In the field of cooperative apartment dwellings, the form of organization most commonly employed is the corporate-proprietary lease form, as typified by the instant case. Under this plan, a corporation is organized and the land and buildings conveyed to it. The corporation then leases specific apartments to its shareholders. The ownership of corporate stock, in itself, confers no right of occupancy to an apartment although the execution and continuance of a lease is dependent upon the lessee being the owner of a specified quantity of shares of the owning corporation.

Under New York law, an interest in a cooperative apartment is Misc.(2d) 810 (N.Y. 1959) and In re Estate of Kurt Schlesinger , 22 Misc.(2d) 810 (N.Y.1959) and In re Miller's Estate , 205 Misc. 770, (N.Y. 1954). In the case of Miller's Estate , the Surrogate's Court for New York County held that incorporated cooperative apartment organization stock and proprietary apartment lease, for the procurement of which stock ownership was a prerequisite, constituted personalty and did not pass by devise of `all the real estate owned by me.' The court stated, `Considered separately the shares of stock and the lease each would be considered personalty for purposes of estate distribution * * *, and the fact that the stock ownership is prerequisite to the procurement of the lease would not seem to affect the legal classification of these assets.'

A long line of New York decisions has consistently held that the interest of a tenant of realty under a real estate lease is not realty but is a chattel real which is personal property and not subject to tax upon real property. Ampco Printing-Advertisers' Offset Corp., et al. v. City of New York , 14 N.Y.(2d) 11 (1964); In the Matter of Fort Hamilton Manor, Inc. v. Boyland, et al. , 4 N.Y.(2d) 192 (1958); Grumman Aircraft Engineering Corporation v. Board of Assessors of the Town of Riverhead, et al. , 2 N.Y.(2d) 500 (1957); First Trust & Deposit Co. v. Syrdelco, Inc., et al. , 249 App. Div. 238 (N.Y. 1936). In the Grumman Aircraft Engineering Corporation case, the New York Court of Appeals stated:

It is significant to note that nowhere in the Tax Law has the Legislature characterized a leasehold as taxable real property. Such omission is understandable, as a lease for years is deemed personalty.

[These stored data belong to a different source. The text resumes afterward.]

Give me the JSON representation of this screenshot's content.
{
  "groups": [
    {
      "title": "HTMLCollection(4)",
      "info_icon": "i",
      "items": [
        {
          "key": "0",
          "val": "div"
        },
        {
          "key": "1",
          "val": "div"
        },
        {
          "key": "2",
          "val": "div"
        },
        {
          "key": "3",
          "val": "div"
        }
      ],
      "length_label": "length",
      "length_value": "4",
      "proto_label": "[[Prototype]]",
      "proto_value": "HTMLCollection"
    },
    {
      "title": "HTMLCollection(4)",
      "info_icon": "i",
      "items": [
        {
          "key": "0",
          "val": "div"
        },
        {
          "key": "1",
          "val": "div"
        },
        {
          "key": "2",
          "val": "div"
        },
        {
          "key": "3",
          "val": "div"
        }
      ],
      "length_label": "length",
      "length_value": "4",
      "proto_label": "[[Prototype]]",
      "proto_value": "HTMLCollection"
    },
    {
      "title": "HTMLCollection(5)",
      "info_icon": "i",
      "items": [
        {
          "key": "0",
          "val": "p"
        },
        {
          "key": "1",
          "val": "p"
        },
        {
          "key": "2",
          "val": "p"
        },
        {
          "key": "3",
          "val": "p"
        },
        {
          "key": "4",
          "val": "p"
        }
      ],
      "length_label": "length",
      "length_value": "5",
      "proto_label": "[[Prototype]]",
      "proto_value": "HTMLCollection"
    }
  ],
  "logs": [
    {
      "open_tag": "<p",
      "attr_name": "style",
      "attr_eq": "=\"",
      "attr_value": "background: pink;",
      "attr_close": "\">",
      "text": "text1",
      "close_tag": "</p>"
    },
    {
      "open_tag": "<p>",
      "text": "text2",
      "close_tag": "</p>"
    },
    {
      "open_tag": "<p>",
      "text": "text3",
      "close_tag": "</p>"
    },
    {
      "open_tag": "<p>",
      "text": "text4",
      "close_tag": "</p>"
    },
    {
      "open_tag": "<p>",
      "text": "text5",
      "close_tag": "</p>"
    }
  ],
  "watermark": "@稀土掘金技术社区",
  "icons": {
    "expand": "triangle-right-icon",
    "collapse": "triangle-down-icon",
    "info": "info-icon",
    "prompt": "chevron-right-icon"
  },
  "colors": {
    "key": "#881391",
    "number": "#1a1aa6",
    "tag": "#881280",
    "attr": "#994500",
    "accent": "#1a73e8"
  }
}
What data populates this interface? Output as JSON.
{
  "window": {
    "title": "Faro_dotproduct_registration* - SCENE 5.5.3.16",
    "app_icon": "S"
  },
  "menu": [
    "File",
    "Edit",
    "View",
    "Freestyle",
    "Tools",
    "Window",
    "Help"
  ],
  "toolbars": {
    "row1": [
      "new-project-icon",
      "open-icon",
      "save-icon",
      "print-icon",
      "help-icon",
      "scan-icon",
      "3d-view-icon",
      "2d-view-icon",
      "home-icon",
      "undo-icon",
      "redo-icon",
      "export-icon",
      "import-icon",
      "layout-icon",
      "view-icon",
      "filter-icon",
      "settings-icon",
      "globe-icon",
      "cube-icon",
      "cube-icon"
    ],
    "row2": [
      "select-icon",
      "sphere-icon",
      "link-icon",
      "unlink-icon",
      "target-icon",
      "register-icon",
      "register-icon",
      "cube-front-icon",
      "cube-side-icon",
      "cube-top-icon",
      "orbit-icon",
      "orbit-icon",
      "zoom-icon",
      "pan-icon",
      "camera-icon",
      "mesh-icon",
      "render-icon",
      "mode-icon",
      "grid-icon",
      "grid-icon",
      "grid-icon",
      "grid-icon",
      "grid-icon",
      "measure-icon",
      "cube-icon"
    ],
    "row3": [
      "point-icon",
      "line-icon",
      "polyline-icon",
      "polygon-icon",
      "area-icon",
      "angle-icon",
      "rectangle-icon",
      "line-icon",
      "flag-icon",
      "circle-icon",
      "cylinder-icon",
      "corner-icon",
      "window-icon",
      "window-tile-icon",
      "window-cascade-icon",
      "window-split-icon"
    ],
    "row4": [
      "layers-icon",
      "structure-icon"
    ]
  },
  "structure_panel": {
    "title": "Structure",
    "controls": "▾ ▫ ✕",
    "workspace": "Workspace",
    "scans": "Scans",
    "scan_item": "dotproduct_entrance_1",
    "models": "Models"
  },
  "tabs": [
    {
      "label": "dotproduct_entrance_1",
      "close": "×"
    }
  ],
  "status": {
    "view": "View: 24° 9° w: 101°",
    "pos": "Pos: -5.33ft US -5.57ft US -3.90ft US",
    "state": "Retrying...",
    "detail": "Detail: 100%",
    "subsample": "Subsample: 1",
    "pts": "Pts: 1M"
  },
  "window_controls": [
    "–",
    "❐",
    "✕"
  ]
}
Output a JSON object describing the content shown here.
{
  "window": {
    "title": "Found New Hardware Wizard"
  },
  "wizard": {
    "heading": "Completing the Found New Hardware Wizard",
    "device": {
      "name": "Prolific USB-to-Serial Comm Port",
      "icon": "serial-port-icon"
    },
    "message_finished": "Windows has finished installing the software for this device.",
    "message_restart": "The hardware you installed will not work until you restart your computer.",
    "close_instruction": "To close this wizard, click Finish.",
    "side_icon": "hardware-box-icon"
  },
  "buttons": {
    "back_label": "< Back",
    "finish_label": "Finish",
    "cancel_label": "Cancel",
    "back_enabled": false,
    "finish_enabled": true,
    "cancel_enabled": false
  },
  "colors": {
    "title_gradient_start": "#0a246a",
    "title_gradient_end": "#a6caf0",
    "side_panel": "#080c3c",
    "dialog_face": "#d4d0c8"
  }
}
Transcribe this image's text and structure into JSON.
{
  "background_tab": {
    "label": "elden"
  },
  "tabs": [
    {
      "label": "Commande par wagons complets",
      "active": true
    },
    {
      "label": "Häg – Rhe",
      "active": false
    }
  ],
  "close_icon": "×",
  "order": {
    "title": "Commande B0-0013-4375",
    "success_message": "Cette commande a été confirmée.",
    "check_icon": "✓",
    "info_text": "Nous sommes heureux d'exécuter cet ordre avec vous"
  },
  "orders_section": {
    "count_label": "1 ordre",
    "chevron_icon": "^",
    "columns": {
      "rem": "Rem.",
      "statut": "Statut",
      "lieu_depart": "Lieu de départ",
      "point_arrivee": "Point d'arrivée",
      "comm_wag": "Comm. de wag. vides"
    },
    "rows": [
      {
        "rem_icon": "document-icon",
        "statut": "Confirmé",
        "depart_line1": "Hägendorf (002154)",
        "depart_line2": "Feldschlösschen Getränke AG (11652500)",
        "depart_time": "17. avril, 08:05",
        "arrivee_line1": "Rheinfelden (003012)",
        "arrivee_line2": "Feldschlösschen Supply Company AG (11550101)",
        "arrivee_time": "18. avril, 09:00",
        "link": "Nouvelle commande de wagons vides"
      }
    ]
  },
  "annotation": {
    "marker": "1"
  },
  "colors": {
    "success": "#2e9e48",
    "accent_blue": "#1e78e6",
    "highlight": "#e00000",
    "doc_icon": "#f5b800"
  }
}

In providing in section 2515(a) of the Code an exception from the gift tax provisions of the creation of tenancies by the entirety in `real property,' Congress indicated in no way a modification of the concept of that term as used at common law. No special meaning is shown by the context or the history of the enactment and the regulations have not undertaken to define that term. Furthermore, as pointed out above, the New York courts have consistently held that a lease or a chattel real, although considered an interest in real property, is personalty and not within the meaning of real property as used in the statutes. A leasehold interest in a cooperative apartment is no exception to this general rule.

Accordingly, it is held that the taxpayer's interest in a cooperative apartment does not qualify under New York law as real property for purposes of the exception created under section 2515(a) of the Code to the general rules for taxing tenancies by the entirety under the gift tax provisions.